Here's the gist of my testimony before the Legislative Task Force on Demographic Research and Reapportionment on February 1, 2012:
The district lines as proposed underscore the reason for the popularity of non-partisan redistricting. The presently proposed lines DO NOT:
· reflect effects of a transparent process
· keep communities together
· reflect well on the legislature's role in redistricting, underscoring the public's dissatisfaction and belief that the people do not matter.
· Advance public policy, e.g.: transparency; 1 person, 1vote; protection for minority rights
The proposed Senate lines are the most obviously egregious, although legitimate similar concerns have been expressed about Assembly lines in other parts of the state.
The proposed lines DO:
· divide by what looks to be the interests of one party over another,
· divide communities of interest,
· pits one incumbent against another for no reason consistent with any public policy (locally, for example, this affects the current Senators from the 18th and 20th Senate districts)

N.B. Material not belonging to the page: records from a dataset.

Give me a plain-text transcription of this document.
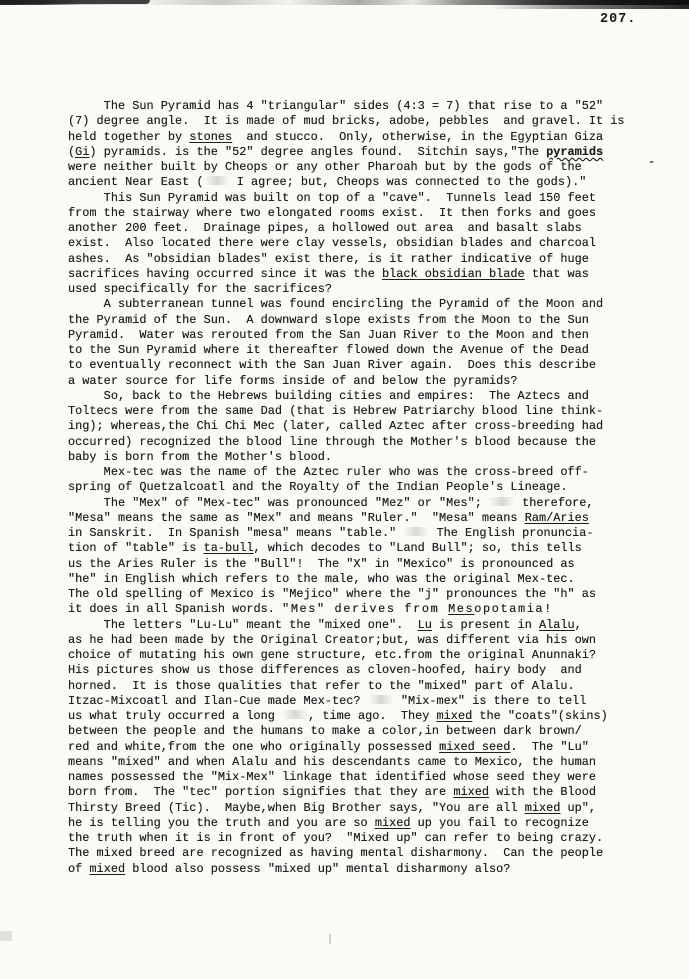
207.
The Sun Pyramid has 4 "triangular" sides (4:3 = 7) that rise to a "52"
(7) degree angle.  It is made of mud bricks, adobe, pebbles  and gravel. It is
held together by stones  and stucco.  Only, otherwise, in the Egyptian Giza
(Gi) pyramids. is the "52" degree angles found.  Sitchin says,"The pyramids
were neither built by Cheops or any other Pharoah but by the gods of the
ancient Near East ( I agree; but, Cheops was connected to the gods)."
This Sun Pyramid was built on top of a "cave".  Tunnels lead 150 feet
from the stairway where two elongated rooms exist.  It then forks and goes
another 200 feet.  Drainage pipes, a hollowed out area  and basalt slabs
exist.  Also located there were clay vessels, obsidian blades and charcoal
ashes.  As "obsidian blades" exist there, is it rather indicative of huge
sacrifices having occurred since it was the black obsidian blade that was
used specifically for the sacrifices?
A subterranean tunnel was found encircling the Pyramid of the Moon and
the Pyramid of the Sun.  A downward slope exists from the Moon to the Sun
Pyramid.  Water was rerouted from the San Juan River to the Moon and then
to the Sun Pyramid where it thereafter flowed down the Avenue of the Dead
to eventually reconnect with the San Juan River again.  Does this describe
a water source for life forms inside of and below the pyramids?
So, back to the Hebrews building cities and empires:  The Aztecs and
Toltecs were from the same Dad (that is Hebrew Patriarchy blood line think-
ing); whereas,the Chi Chi Mec (later, called Aztec after cross-breeding had
occurred) recognized the blood line through the Mother's blood because the
baby is born from the Mother's blood.
Mex-tec was the name of the Aztec ruler who was the cross-breed off-
spring of Quetzalcoatl and the Royalty of the Indian People's Lineage.
The "Mex" of "Mex-tec" was pronounced "Mez" or "Mes";  therefore,
"Mesa" means the same as "Mex" and means "Ruler."  "Mesa" means Ram/Aries
in Sanskrit.  In Spanish "mesa" means "table."  The English pronuncia-
tion of "table" is ta-bull, which decodes to "Land Bull"; so, this tells
us the Aries Ruler is the "Bull"!  The "X" in "Mexico" is pronounced as
"he" in English which refers to the male, who was the original Mex-tec.
The old spelling of Mexico is "Mejico" where the "j" pronounces the "h" as
it does in all Spanish words. "Mes" derives from Mesopotamia!
The letters "Lu-Lu" meant the "mixed one".  Lu is present in Alalu,
as he had been made by the Original Creator;but, was different via his own
choice of mutating his own gene structure, etc.from the original Anunnaki?
His pictures show us those differences as cloven-hoofed, hairy body  and
horned.  It is those qualities that refer to the "mixed" part of Alalu.
Itzac-Mixcoatl and Ilan-Cue made Mex-tec?  "Mix-mex" is there to tell
us what truly occurred a long , time ago.  They mixed the "coats"(skins)
between the people and the humans to make a color,in between dark brown/
red and white,from the one who originally possessed mixed seed.  The "Lu"
means "mixed" and when Alalu and his descendants came to Mexico, the human
names possessed the "Mix-Mex" linkage that identified whose seed they were
born from.  The "tec" portion signifies that they are mixed with the Blood
Thirsty Breed (Tic).  Maybe,when Big Brother says, "You are all mixed up",
he is telling you the truth and you are so mixed up you fail to recognize
the truth when it is in front of you?  "Mixed up" can refer to being crazy.
The mixed breed are recognized as having mental disharmony.  Can the people
of mixed blood also possess "mixed up" mental disharmony also?
-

The panel had earlier asked a resident of North Brooklyn why the State legislative lines mattered to the future development of affordable housing in New York City. The answer is of course it does, whether for funding or consistency of advocacy, or effectuation of public policy.
Common Cause/NY has set a fine example for redrawing district lines, showing that it can be done fairly and consistent with public policy.
I urged Governor Cuomo to veto lines and encouraged the Legislative Task Force to put their heads together and resolve the lines in the interest of the public.